Speaking up for the Bush administration, House Speaker Dennis Hastert said on the same program that the decision to include the sentence "was made by the speechwriters and by the folks in the White House" using various intelligence sources that were thought reliable. If it wasn't, he said, much of the blame falls on former President Clinton.

"You know, intelligence is not an exact science," said Hastert, R-Ill. Before the terror attacks of Sept. 11, 2001, "we had a hard time just figuring out what was going, because our foreign intelligence was decimated. The human intelligence was decimated in 10 years before" by Clinton's proclivity not to use human rights violators and other shady individuals as intelligence operatives.

"We've spent the last four years, or 3½ years, trying to build up credible intelligence sources so we can get people to get the human intelligence that we need," Hastert said.

White House officials have admitted that the Iraqi uranium-shopping report should not have appeared in the Jan. 28 speech and have issued varying versions of why it was. Mr. Bush's national security adviser, Condoleezza Rice, has said no top officials in the White House knew of a report by a CIA emissary that said the report appeared to be bogus.

On CBS' "Face the Nation," Sen. Bob Graham, D-Fla., a candidate for next year's presidential nomination, said the intelligence that was available should have made Bush realize the information in the uranium report was suspect. One source was Vice President Dick Cheney, he said.

"The vice president is the one who went to the CIA on several occasions. He asked specifically for additional information on the Niger-Iraq connection. The United States sent an experienced ambassador, who came back after a full review with a report that these were fabricated documents," Graham said.

"You cannot tell me that the vice president didn't receive the same report that the CIA received, and that the vice president didn't communicate that report to the president or national security advisers to the president."

Rockefeller's misgivings about the administration's handling of prewar intelligence are so strong that he now says it's "hard to say" whether the invasion he voted for was justified. "I hope we find weapons of mass destruction," he said.

Iraq's purported stockpiles of such arms and Saddam's willingness to use them were the principal reasons Mr. Bush gave in the spring for pressing with such urgency for military action. None were used to counter the U.S.-led force's blitz to Baghdad, and none has been found since.

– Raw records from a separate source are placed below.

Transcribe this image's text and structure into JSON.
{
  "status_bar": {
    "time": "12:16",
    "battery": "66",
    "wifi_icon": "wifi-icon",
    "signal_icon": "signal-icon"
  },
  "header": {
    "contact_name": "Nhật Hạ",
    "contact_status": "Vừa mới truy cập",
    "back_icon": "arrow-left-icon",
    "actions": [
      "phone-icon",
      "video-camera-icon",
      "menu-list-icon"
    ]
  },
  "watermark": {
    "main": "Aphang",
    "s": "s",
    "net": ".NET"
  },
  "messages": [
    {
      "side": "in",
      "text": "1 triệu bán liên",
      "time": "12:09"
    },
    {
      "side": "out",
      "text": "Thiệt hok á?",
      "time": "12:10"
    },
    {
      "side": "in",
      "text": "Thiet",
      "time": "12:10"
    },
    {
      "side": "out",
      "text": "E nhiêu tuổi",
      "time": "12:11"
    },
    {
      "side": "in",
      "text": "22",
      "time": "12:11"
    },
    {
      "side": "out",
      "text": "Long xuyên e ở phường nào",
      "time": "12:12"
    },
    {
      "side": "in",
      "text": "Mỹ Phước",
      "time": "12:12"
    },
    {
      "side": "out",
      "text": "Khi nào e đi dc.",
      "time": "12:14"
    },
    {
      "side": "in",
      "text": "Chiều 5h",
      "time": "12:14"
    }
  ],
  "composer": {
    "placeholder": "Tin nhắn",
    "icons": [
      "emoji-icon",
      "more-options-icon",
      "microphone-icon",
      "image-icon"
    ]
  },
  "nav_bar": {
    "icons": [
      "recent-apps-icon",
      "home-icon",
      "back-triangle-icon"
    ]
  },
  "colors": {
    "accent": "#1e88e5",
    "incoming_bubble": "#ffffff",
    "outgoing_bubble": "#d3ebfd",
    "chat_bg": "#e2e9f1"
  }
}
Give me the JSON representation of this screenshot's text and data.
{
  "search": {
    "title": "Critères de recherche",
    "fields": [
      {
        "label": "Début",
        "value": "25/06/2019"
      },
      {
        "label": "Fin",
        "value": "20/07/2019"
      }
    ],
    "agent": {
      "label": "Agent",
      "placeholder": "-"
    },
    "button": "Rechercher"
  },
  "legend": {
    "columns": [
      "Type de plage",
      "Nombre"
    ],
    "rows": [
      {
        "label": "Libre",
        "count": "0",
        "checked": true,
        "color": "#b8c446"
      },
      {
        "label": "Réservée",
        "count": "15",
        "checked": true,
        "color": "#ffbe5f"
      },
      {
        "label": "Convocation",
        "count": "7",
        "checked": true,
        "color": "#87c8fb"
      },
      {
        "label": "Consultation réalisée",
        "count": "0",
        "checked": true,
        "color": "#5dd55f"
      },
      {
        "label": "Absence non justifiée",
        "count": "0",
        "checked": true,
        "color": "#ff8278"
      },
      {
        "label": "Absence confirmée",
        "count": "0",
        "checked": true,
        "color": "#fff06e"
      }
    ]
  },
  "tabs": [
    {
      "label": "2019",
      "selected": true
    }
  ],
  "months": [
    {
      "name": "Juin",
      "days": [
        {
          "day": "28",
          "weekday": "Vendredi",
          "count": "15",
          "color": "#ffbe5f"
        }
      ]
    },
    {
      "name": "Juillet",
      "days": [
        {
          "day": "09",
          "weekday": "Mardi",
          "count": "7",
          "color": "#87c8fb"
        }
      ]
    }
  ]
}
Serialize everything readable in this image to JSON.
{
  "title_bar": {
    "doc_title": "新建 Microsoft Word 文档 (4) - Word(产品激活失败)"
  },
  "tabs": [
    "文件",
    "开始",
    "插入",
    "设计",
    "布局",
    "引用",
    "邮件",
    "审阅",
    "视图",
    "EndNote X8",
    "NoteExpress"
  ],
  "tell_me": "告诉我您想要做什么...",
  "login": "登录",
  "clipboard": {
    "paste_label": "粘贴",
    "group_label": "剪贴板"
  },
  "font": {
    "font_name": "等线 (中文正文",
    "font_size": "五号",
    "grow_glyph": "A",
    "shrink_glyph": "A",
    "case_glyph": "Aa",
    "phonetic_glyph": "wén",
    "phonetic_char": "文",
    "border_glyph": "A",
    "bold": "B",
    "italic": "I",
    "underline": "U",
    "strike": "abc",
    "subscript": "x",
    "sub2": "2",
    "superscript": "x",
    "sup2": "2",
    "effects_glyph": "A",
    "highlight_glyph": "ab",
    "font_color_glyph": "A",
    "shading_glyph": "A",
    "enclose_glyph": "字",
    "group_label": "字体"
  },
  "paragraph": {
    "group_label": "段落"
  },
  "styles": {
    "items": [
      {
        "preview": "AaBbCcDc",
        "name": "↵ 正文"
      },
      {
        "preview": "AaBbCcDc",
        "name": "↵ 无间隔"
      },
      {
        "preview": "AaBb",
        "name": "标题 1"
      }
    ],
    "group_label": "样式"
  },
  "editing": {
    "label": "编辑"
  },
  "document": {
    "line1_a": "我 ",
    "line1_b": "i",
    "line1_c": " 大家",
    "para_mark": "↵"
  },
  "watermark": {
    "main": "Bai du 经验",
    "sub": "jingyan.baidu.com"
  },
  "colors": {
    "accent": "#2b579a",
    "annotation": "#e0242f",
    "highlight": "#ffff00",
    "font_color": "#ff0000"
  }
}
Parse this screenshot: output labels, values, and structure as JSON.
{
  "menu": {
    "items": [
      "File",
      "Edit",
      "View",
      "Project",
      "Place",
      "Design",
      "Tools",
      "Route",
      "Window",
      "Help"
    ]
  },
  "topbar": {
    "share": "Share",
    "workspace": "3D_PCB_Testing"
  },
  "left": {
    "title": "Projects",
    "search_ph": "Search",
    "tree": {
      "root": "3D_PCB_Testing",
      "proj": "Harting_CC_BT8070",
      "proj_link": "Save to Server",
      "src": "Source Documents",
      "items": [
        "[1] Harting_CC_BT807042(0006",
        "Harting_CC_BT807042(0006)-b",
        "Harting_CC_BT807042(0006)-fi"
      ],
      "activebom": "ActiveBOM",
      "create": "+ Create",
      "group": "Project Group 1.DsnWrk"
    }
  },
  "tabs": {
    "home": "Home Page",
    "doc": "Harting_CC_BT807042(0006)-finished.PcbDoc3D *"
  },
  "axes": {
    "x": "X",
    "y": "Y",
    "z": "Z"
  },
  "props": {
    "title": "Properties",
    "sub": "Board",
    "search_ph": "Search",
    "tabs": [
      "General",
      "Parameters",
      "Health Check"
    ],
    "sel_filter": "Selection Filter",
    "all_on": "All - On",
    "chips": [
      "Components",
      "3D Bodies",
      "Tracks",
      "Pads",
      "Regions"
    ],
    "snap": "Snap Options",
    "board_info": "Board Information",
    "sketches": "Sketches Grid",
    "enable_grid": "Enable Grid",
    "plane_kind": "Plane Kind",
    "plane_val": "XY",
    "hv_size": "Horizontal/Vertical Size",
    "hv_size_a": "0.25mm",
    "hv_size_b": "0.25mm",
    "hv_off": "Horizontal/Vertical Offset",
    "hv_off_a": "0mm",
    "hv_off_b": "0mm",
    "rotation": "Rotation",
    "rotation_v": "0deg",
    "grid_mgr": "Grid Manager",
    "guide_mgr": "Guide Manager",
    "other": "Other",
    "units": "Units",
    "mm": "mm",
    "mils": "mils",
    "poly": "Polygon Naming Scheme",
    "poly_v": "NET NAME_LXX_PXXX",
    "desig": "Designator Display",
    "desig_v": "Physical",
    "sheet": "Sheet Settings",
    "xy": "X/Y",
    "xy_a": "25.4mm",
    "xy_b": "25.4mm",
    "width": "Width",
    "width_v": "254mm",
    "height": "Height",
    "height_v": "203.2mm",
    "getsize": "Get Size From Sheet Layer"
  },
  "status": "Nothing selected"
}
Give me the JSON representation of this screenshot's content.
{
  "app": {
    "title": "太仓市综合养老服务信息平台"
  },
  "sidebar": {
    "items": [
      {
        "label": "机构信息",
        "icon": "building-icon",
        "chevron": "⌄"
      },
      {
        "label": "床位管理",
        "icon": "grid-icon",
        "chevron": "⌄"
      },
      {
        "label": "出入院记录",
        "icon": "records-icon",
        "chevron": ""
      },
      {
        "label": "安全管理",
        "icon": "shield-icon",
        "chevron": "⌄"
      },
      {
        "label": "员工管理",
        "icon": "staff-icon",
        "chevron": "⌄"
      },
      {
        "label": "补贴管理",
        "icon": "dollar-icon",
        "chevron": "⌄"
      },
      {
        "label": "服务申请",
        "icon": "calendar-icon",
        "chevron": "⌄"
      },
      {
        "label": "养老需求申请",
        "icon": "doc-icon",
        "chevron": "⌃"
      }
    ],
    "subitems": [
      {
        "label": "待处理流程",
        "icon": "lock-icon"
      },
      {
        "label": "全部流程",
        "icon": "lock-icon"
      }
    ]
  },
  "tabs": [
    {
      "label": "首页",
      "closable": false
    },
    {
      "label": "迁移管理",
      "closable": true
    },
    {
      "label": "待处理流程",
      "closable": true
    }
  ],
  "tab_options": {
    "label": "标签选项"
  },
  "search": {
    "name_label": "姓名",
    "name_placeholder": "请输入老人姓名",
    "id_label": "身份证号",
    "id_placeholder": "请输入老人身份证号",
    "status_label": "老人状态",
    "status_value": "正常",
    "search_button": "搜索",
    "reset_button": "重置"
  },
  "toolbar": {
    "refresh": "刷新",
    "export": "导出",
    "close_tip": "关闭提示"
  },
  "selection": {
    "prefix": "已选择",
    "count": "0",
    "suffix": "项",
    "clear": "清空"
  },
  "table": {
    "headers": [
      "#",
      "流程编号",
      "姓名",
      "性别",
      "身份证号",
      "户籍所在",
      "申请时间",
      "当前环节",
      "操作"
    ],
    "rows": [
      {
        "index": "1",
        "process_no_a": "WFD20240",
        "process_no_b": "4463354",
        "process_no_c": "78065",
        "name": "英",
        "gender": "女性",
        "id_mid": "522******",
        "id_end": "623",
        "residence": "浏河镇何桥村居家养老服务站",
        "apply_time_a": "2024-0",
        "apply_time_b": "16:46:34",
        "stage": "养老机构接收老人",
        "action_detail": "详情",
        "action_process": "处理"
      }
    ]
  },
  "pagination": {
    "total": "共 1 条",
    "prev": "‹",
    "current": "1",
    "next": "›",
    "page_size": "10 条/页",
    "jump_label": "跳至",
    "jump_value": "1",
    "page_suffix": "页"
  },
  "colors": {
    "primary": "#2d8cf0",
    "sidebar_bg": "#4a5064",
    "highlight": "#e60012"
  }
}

The CIA sent David Kay, a former weapons inspector for the United Nations, to Iraq a month ago to investigate. Rockefeller was asked about Kay's signals to Rockefeller's intelligence committee and elsewhere of progress.

"The case he made to us was really more of, `There are programs of the making of weapons of mass destruction.' Now, the State of the Union was more about, `They have them,"' Rockefeller said.

"If you have programs, little bits and pieces, that does not necessarily make an imminent threat."